- Interactive map of UEDF Fish & Chips

Restaurant information
- Established: 1998; 28 years ago
- Closed: January 2025; 1 year ago
- Owner: Abdul Muhammad
- Food type: Fish and chips
- Dress code: Casual
- Location: 2191 Lake Avenue, Altadena, California, 91001, United States
- Coordinates: 34°11′0.8″N 118°8′4.3″W﻿ / ﻿34.183556°N 118.134528°W

= UEDF Fish & Chips =

Fish and chip shop in Altadena, California, U.S.

UEDF Fish & Chips was a fish and chip shop in Altadena, California, that operated from 1998 until the business was destroyed during the January 2025 Eaton Fire.

== Overview ==
UEDF Fish & Chips was founded in 1998 by Abdul Muhammad, originally to help the Masjid Al-Taqwa move from its previous location on Fair Oaks Avenue to its later location on Lake Avenue, both in Altadena.
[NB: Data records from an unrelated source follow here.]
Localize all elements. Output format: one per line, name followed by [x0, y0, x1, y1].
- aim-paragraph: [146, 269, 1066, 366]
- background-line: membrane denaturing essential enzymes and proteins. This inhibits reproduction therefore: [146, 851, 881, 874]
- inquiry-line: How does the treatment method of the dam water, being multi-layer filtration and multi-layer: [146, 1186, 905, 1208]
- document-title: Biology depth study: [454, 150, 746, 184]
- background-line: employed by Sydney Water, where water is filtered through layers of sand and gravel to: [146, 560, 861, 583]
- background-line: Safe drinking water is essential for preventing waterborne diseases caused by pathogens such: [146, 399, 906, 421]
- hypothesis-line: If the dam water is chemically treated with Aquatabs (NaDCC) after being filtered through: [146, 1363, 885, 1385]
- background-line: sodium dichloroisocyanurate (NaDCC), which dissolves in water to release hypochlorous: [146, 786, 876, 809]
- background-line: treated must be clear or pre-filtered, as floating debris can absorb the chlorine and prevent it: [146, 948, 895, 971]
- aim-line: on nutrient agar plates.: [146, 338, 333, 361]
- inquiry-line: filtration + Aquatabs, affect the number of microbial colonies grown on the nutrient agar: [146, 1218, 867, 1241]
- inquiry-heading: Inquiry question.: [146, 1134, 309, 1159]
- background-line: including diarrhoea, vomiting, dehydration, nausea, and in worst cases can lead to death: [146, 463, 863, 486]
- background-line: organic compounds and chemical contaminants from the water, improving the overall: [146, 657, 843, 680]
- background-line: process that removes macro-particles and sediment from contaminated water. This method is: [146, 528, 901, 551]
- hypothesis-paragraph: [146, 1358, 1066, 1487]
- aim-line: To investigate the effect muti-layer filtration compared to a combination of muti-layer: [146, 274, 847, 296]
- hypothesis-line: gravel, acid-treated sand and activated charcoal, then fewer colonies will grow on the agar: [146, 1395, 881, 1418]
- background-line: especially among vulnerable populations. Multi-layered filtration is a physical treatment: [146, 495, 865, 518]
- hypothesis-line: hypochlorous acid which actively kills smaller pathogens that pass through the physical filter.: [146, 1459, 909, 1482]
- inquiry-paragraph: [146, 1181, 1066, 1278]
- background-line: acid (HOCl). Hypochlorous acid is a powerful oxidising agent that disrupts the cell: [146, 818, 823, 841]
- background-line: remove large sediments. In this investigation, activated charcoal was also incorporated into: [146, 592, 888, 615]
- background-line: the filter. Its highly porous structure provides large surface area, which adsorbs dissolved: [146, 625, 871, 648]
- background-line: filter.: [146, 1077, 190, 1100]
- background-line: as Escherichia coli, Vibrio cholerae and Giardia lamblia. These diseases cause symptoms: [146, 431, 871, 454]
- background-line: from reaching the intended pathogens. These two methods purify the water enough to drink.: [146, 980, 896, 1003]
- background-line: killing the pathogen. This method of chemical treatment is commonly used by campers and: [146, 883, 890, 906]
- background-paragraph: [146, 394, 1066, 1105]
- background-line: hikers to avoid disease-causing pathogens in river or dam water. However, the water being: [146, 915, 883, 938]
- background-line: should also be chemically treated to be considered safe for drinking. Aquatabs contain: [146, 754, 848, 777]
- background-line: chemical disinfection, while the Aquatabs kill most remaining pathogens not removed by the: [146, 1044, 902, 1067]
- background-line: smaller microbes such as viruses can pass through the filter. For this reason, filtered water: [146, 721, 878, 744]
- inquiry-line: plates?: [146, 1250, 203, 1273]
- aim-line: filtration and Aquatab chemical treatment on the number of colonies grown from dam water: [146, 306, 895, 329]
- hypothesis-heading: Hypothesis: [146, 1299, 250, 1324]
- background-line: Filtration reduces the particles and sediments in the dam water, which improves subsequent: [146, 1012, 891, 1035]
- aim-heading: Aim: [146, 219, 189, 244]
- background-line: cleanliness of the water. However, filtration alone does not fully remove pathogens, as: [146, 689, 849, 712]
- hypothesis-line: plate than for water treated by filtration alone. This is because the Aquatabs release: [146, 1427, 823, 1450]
The acronym "UEDF" stands for the United Economic Development Fund, a non-profit organization established by Muhammad to aid in the economic empowerment of Altadena's local African American community. Both the UEDF and the restaurant shared facilities, with Muhammad and his wife, Regina C. Grimes, purchasing both the property hosting both entities and the building for the Masjid Al-Taqwa which was located next door.

The restaurant was destroyed in the 2025 Eaton Fire. The Los Angeles Conservancy listed UEDF Fish & Chips as one of the historic places destroyed by the fire.

== Menu and offerings ==
UEDF Fish & Chips was noted for serving halal fried chicken, coleslaw, yams, potato salad, black-eyed peas, and hushpuppies, in addition to standard fish and chips made with either tilapia, catfish or red snapper.

The restaurant's fish and chips was locally regarded, leading to the San Gabriel Valley Tribune listing UEDF Fish & Chips as one of the eight best fish and chip shops in the San Gabriel Valley.